L'autonomie des Etats dans la mise en oeuvre de cette clause ne nous paraît
donc pas pouvoir être entravée par la cour.
Enfin, si la démarche d'intégration est un mouvement capital et irréversible,
largement approuvé par le Parlement, il nous semble que les modalités de sa
mise en oeuvre concernent le pouvoir exécutif, la marge d'appréciation et
d'influence des parlementaires à ce niveau étant très limitée.

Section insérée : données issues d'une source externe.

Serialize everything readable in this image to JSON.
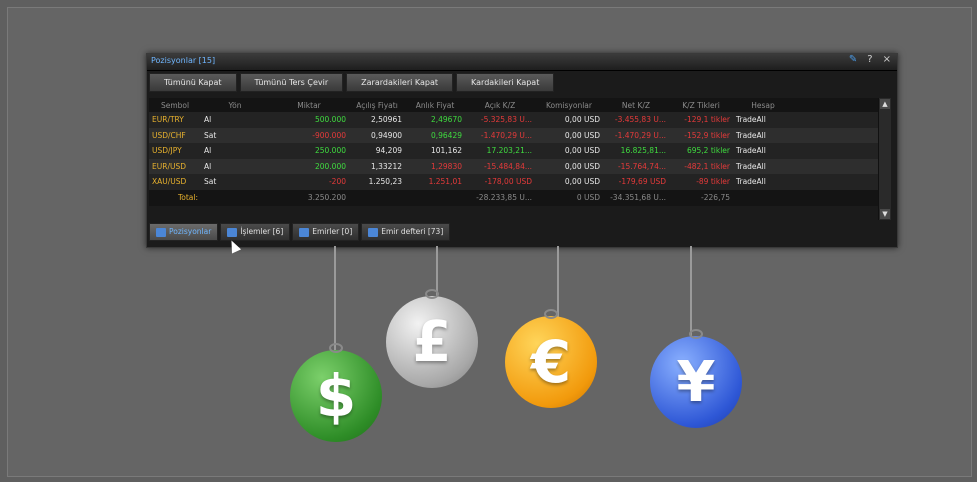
{
  "window": {
    "title": "Pozisyonlar [15]",
    "controls": [
      "✎",
      "?",
      "×"
    ]
  },
  "toolbar": {
    "buttons": [
      "Tümünü Kapat",
      "Tümünü Ters Çevir",
      "Zarardakileri Kapat",
      "Kardakileri Kapat"
    ]
  },
  "table": {
    "columns": [
      "Sembol",
      "Yön",
      "Miktar",
      "Açılış Fiyatı",
      "Anlık Fiyat",
      "Açık K/Z",
      "Komisyonlar",
      "Net K/Z",
      "K/Z Tikleri",
      "Hesap"
    ],
    "rows": [
      {
        "symbol": "EUR/TRY",
        "dir": "Al",
        "qty": "500.000",
        "open": "2,50961",
        "cur": "2,49670",
        "opl": "-5.325,83 U...",
        "comm": "0,00 USD",
        "net": "-3.455,83 U...",
        "ticks": "-129,1 tikler",
        "acct": "TradeAll"
      },
      {
        "symbol": "USD/CHF",
        "dir": "Sat",
        "qty": "-900.000",
        "open": "0,94900",
        "cur": "0,96429",
        "opl": "-1.470,29 U...",
        "comm": "0,00 USD",
        "net": "-1.470,29 U...",
        "ticks": "-152,9 tikler",
        "acct": "TradeAll"
      },
      {
        "symbol": "USD/JPY",
        "dir": "Al",
        "qty": "250.000",
        "open": "94,209",
        "cur": "101,162",
        "opl": "17.203,21...",
        "comm": "0,00 USD",
        "net": "16.825,81...",
        "ticks": "695,2 tikler",
        "acct": "TradeAll"
      },
      {
        "symbol": "EUR/USD",
        "dir": "Al",
        "qty": "200.000",
        "open": "1,33212",
        "cur": "1,29830",
        "opl": "-15.484,84...",
        "comm": "0,00 USD",
        "net": "-15.764,74...",
        "ticks": "-482,1 tikler",
        "acct": "TradeAll"
      },
      {
        "symbol": "XAU/USD",
        "dir": "Sat",
        "qty": "-200",
        "open": "1.250,23",
        "cur": "1.251,01",
        "opl": "-178,00 USD",
        "comm": "0,00 USD",
        "net": "-179,69 USD",
        "ticks": "-89 tikler",
        "acct": "TradeAll"
      }
    ],
    "total": {
      "label": "Total:",
      "qty": "3.250.200",
      "opl": "-28.233,85 U...",
      "comm": "0 USD",
      "net": "-34.351,68 U...",
      "ticks": "-226,75"
    }
  },
  "tabs": [
    "Pozisyonlar",
    "İşlemler [6]",
    "Emirler [0]",
    "Emir defteri [73]"
  ],
  "coins": [
    "$",
    "£",
    "€",
    "¥"
  ]
}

Estimant que le système d'information Schengen devrait plutôt relever du
pilier communautaire et que la clause de sauvegarde est garantie par le traité
lui-même, traité que le Sénat a ratifié il y a peu, le groupe de l'Union
centriste, fidèle à sa conception de l'Europe, est conduit à s'abstenir sur le
vote de cette résolution.
M. le président.
La parole est à M. Duffour.
M. Michel Duffour.
Monsieur le président, monsieur le ministre, mes chers collègues, avant toute
chose, je tiens à souligner notre satisfaction - mais une satisfaction mitigée
parce que ce débat est tout de même tardif - de la mise en oeuvre jusqu'à son
terme, c'est-à-dire la séance publique, de la procédure de l'article 88-4 de la
Constitution qui permet au Parlement de voter des résolutions demandant au
Gouvernement d'adopter telle ou telle attitude au sujet d'une proposition
d'acte communautaire.
Il faut toutefois rappeler que cette procédure se résume à un simple avis et
n'engage en rien le Gouvernement, ce qui ne permet pas au Parlement national
d'exercer un contrôle réel et efficace sur l'activité européenne. Le contenu de
la révision constitutionnelle préalable à la ratification du traité est en
deçà, à notre avis, de ce qui est pourtant nécessaire à l'activité
parlementaire sur ce plan.
L'objet de l'acte communautaire sur lequel porte la proposition de M. Paul
Masson est l'intégration de la convention de Schengen dans les traités
organisant l'Union européenne.
Avant de donner une appréciation sur le texte qui nous est soumis aujourd'hui,
je souhaite rappeler le point de vue des sénateurs du groupe communiste
républicain et citoyen sur la convention de Schengen qui, bien entendu, est en
toile de fond du débat.
Nous avions, dès 1990, date à laquelle a été signée la convention
d'application de l'accord établi le 14 juin 1985, marqué notre opposition à
l'égard du dispositif de Schengen. Notre hostilité était notamment fondée sur
la démarche beaucoup trop sécuritaire du dispositif. Nous avions alors souligné
la tendance à amalgamer terrorisme, criminalité, drogue et immigration
extra-communautaire.
Les sénateurs du groupe communiste républicain et citoyen se sont, à plusieurs
reprises, élevés contre une conception de l'Europe forteresse, refermée sur
elle-même.
Sur le plan institutionnel, nous avions mis en évidence la perte de contrôle
démocratique et de transparence sur les mesures de sécurité dites «
compensatoires ». Il nous apparaît en effet toujours que, au-delà de la
nécessaire coopération judiciaire et policière entre Etats européens, le cadre
national demeure aujourd'hui, par la cohérence qu'il affiche, et en raison du
manque de transparence des institutions communautaires, le plus ouvert au
contrôle démocratique des mesures nécessaires au maintien de la sécurité.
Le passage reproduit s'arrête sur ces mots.